To kick things off, T-Mobile launched its "Simple Starter" plan, a $40 option for customers who don't necessarily use a lot of data on their phones (it's capped at 500 megabytes). But that's just the beginning. Legere said he plans to make two more announcements -- one on Thursday and a third on Friday. He wouldn't provide any details, saying only that they would be "equal or greater" to the Simple Starter plan.
Legere also teased that T-Mobile would be holding "at least" one more Uncarrier event this year -- Uncarrier 5.0 -- suggesting a much larger promotion or program in the works.

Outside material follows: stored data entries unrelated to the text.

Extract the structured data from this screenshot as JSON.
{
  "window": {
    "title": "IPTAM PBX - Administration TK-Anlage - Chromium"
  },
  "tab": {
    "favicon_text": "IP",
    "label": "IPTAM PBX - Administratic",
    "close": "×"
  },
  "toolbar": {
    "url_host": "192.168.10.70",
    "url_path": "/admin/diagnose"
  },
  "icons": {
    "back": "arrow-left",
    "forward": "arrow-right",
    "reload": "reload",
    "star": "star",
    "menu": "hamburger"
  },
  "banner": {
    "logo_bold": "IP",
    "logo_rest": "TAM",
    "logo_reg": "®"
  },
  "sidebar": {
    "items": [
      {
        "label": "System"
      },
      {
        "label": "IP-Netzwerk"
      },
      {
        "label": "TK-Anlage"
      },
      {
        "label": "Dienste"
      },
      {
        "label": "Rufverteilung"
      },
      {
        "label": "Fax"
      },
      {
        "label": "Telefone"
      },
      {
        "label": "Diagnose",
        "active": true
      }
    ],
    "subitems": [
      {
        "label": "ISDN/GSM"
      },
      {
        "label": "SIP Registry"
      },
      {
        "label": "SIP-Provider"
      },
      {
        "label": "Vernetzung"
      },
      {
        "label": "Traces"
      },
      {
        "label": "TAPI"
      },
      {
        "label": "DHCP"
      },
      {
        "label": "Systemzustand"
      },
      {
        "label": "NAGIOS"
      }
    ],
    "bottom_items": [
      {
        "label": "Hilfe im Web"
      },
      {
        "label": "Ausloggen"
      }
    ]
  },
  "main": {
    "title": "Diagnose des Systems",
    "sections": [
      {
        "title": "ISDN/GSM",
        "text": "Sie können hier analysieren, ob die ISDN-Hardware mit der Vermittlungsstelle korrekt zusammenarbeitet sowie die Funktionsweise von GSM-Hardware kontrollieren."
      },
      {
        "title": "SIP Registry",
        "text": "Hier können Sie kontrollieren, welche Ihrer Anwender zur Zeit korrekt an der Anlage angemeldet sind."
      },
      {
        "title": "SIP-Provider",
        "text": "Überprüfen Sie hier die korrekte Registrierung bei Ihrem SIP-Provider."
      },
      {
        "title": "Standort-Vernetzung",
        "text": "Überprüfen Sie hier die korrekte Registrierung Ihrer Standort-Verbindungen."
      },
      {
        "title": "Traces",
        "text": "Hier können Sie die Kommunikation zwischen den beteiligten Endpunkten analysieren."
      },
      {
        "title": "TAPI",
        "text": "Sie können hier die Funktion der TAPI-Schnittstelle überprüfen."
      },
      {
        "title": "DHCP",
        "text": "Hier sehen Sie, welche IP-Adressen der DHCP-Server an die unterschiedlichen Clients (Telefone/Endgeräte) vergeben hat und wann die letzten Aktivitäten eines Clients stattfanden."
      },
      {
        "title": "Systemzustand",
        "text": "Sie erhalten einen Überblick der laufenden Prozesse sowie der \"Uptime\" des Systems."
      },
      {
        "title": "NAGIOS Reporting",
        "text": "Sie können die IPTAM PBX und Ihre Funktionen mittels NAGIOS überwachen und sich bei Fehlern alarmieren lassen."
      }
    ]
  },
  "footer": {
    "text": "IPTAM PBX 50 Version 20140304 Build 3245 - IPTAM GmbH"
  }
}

Over the past year, T-Mobile has put the rest of the wireless industry on notice with a series of loud, flashy moves, from eliminating contracts to giving customers free international data. It's part of the brash Legere's strategy to grab the spotlight for the smallest of the nationwide carriers, and it's resulted in a resurgence of subscriber growth.
Since the Consumer Electronics Show, when T-Mobile said it would start paying the early termination fees for customers willing to switch, the company has been relatively quiet.
"I've actually been attempting to keep a low profile," Legere said. "If you're playing cards and you're holding a royal flush, you shut up."
Legere was dismissive of the impact from the moves made by AT&T, Verizon, and Sprint to draw in new customers, and hinted at a strong first quarter in terms of subscriber growth, as well as a low customer turnover rate.
Verizon has recently pushed its "More Everything" campaign, which includes a lower end plan that costs $45 a month. AT&T also revamped its family plans to offer more savings under its Mobile Share program. Sprint also expanded its Framily plan to include a switching bonus similar to T-Mobile's ETF program.
It looks like T-Mobile is getting back into the mix.
"Today's the start of our restating our aggressiveness," Legere said. "It's in effect a reminder of why we started and why it's never going to stop."
AT&T and Verizon Wireless weren't immediately available to comment on the Simple Starter plan.
T-Mobile shares rose 25 cents, or 0.8 percent, to $31.43.